There were bright spots for the environment. In the Senate, two Democrats, John Hickenlooper in Colorado and Mark Kelly in Arizona, have defeated incumbent Republicans who have received poor marks from environmental and conservation groups for their voting records.
Mr. Kelly was endorsed by Climate Hawks Vote, a progressive group that promotes candidates who promise to take action on climate change. Mr. Hickenlooper was not. While he declared during the campaign that action on climate change was urgently needed, his past ties to the oil and gas industry in Colorado made some groups wary.
Mr. Hickenlooper could turn out to be the greenest of green lawmakers, but if Democrats don’t win control of the Senate it might make little difference. While the House looks certain to remain in Democratic hands, in the Senate the party needs more victories: Two, if Joseph R. Biden Jr. wins the presidency, which would allow Kamala Harris to break tie votes; or three, if President Trump is re-elected. Even two more Democratic victories seemed less likely on Wednesday than they did before the vote count began.
Climate and the environment were front and center in several state and local elections, and the outcomes appear certain in a few of those.
In a Texas race that was closely watched by environmental groups, a Democrat, Chrysta Castañeda, appears to have lost her bid to serve on the Texas Railroad Commission, the state’s oil and gas regulator. The Republican candidate, Jim Wright, led by nearly 10 percentage points, with most of the votes counted, according to Decision Desk HQ.

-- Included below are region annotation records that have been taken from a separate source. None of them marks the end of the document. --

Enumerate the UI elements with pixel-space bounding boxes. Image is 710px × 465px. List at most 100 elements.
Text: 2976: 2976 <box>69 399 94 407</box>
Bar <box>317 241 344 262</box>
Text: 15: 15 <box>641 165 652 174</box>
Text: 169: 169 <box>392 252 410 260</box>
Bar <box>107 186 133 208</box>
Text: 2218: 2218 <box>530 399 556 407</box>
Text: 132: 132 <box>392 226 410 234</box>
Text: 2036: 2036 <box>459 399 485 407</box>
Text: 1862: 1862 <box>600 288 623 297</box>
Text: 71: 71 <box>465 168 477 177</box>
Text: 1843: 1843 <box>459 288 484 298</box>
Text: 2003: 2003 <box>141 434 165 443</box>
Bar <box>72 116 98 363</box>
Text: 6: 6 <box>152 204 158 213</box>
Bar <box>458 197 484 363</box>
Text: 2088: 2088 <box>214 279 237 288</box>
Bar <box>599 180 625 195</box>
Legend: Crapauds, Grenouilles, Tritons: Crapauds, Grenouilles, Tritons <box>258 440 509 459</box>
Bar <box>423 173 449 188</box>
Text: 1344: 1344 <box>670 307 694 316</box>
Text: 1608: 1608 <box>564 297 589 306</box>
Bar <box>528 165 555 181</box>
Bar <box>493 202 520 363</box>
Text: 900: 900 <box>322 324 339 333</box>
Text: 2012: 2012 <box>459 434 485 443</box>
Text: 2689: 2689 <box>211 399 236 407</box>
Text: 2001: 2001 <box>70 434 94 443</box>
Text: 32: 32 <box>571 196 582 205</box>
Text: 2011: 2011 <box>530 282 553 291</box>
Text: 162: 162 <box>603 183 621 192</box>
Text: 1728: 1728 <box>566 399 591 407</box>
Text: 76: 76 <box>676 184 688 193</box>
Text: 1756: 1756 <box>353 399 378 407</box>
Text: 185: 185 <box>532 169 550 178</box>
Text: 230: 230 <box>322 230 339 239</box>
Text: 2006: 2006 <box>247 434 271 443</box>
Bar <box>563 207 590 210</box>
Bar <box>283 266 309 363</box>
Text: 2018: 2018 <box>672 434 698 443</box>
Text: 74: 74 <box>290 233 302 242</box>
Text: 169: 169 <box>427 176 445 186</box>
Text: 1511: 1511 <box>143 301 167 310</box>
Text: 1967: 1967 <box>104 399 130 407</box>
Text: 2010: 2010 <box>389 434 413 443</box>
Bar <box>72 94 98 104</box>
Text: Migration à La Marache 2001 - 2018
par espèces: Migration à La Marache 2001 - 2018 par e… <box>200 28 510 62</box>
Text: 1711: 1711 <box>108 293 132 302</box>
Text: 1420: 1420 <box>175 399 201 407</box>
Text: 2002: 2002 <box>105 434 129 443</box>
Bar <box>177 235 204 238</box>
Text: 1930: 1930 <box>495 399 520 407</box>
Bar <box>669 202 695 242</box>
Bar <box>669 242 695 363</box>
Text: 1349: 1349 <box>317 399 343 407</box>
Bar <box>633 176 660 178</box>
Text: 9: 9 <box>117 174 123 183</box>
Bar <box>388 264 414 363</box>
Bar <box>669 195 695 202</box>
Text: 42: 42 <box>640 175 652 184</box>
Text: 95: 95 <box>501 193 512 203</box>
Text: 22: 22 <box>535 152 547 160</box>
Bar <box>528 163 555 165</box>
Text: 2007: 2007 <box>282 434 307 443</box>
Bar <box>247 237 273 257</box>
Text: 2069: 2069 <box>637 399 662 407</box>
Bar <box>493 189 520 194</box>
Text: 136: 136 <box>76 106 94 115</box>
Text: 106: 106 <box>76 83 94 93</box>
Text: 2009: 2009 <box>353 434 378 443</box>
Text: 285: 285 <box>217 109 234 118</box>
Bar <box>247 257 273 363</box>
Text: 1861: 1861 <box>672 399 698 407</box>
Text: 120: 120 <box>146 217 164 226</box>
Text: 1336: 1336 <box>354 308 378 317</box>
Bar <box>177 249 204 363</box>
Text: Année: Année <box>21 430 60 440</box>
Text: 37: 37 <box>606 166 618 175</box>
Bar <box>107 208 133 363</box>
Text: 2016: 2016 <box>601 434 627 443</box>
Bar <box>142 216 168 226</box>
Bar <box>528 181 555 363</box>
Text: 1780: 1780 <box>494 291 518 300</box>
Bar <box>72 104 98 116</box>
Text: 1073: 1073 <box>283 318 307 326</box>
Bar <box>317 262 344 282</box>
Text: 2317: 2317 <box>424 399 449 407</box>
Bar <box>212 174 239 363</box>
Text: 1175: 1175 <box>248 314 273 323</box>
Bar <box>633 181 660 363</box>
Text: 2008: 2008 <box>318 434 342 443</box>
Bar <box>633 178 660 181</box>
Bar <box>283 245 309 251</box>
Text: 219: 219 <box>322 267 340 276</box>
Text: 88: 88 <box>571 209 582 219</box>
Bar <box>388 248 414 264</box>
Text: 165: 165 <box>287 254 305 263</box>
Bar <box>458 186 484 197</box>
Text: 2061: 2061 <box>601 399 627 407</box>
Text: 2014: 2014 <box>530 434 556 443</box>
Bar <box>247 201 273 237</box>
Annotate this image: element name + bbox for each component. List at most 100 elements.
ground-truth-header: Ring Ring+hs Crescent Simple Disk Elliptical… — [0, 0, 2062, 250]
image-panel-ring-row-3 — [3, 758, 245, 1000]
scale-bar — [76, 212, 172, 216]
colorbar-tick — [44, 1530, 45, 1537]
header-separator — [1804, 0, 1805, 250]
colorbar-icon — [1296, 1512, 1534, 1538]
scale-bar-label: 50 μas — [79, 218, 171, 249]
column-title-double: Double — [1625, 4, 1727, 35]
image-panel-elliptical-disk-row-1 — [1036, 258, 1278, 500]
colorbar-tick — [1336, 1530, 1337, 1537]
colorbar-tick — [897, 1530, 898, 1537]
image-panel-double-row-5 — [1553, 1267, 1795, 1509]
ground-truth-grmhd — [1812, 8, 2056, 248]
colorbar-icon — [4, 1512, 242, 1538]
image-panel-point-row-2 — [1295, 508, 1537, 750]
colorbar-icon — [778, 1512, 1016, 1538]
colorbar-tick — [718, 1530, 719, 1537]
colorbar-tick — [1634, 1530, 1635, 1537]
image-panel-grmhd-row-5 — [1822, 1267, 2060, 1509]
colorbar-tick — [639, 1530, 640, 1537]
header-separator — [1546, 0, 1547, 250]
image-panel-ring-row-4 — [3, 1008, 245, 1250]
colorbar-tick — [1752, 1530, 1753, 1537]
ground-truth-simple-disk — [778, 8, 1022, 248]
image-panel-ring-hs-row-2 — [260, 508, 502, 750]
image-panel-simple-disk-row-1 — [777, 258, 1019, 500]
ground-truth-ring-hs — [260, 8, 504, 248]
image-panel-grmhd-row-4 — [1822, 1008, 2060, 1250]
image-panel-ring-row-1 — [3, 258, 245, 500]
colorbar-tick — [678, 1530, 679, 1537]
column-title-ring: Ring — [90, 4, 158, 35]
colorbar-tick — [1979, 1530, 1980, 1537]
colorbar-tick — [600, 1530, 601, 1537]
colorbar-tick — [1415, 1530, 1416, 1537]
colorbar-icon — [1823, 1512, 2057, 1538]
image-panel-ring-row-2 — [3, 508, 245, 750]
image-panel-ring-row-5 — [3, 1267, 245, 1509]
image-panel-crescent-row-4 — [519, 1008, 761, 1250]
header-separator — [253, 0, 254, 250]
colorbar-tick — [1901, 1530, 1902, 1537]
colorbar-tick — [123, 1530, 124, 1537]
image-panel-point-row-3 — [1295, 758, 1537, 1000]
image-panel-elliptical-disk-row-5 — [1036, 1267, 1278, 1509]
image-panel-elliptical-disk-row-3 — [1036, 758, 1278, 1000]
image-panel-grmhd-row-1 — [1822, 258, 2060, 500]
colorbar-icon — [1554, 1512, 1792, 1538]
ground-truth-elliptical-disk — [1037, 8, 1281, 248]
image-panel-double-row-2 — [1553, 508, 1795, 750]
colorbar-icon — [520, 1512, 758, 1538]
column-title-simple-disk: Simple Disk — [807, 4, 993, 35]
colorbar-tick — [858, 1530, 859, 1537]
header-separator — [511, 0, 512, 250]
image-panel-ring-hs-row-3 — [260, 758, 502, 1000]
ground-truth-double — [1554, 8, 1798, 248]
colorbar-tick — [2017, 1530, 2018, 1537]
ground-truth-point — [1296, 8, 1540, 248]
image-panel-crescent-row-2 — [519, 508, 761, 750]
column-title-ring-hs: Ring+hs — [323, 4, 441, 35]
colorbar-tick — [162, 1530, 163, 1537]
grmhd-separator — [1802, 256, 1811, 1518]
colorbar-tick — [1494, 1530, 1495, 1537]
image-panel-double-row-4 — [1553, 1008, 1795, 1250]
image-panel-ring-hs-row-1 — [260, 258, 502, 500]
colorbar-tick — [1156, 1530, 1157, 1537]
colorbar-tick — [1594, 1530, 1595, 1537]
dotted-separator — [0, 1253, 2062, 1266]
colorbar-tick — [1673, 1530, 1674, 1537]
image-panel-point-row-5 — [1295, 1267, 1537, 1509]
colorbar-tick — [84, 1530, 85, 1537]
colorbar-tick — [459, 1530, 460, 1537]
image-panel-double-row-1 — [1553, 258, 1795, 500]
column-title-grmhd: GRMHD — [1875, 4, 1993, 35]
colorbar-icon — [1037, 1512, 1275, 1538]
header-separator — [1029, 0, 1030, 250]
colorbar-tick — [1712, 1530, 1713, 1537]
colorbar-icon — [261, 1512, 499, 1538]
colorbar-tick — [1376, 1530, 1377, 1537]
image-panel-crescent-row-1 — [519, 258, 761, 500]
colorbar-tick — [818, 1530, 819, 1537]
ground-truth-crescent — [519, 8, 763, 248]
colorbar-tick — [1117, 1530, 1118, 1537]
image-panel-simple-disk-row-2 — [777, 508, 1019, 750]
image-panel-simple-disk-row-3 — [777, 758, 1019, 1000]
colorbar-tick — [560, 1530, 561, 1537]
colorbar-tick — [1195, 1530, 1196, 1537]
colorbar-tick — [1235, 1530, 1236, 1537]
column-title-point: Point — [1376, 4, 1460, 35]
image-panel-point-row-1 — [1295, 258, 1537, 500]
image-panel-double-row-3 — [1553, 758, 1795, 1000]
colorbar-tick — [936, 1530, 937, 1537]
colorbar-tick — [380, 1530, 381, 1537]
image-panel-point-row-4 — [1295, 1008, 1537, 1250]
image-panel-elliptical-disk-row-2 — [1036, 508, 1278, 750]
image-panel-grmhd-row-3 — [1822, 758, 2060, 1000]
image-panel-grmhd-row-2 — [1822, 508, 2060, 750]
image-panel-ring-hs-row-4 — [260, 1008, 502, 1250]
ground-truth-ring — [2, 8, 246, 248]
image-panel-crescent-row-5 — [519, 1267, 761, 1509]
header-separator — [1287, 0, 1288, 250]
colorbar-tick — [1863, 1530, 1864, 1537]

As my colleague Lisa Friedman wrote recently, Ms. Castañeda’s campaign received an infusion of $2.5 million from the billionaire Michael Bloomberg in hopes that a Democrat would win a seat on the three-member commission for the first time in the 21st century and prompt more oversight on climate-related issues like methane flaring. Mr. Wright, who was supported by the oil and gas industry, was criticized by environmental groups for promoting fringe theories about climate change and renewable energy.